The official said that Argentina’s National Administration of Drugs, Foods and Medical Devices (ANMAT) was already looking at documentation related to the vaccine for the purposes of “analysis” and “due process.”
Vizzotti also revealed that the national government would launch a campaign to build confidence over the vaccine and said the effectiveness of a vaccine was more important than its source.
“in the decision to evaluate vaccines there is no geopolitics, but rather the evaluation of safety and efficacy," she concluded.
Health Minister Ginés González García echoed those sentiments, also confirming that the vaccine would not be mandatory for all citizens.
He stressed, however, that it was important to "convince" the population of the merits of a vaccine, saying the aim was to ensure its deployment among Argentines was "massive."

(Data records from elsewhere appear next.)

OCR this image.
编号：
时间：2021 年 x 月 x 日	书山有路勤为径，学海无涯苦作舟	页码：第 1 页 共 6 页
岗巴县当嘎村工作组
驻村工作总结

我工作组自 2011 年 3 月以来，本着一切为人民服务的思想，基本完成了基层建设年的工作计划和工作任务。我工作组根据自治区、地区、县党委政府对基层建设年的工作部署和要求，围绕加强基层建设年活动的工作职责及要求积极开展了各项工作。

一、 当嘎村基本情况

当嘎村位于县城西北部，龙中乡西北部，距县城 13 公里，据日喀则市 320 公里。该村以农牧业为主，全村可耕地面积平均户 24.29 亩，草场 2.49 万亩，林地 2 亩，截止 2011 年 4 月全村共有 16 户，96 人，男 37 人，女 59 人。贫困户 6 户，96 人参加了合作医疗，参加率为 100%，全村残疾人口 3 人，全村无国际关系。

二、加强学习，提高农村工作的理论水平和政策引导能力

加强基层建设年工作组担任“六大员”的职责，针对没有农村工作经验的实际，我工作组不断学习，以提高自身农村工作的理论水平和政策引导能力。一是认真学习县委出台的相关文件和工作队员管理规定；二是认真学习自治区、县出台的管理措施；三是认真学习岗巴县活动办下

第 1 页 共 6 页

"There is not going to be a move to force them to get vaccinated, but we are going to urge and convince [citizens]," he said.
The minister said that the vaccine will be available in December or early 2021, though he stressed that the government would look to source other alternatives too.
“I think there will be several vaccines, not only the Russian one, which by the end of the year will be very close or already in play,” he said.
He said Argentina wanted to ensure it had access to all the available options, rather than putting all its eggs in one basket.
"With the manufacturers we have made sure to have a privileged position, or at least not to be left behind. I was very afraid that [nations in] the northern hemisphere, which have much more economic and political power, would put us off,” he confessed.
“I'm sure we will have the vaccine available at the same time as in other parts of the world,” said González García.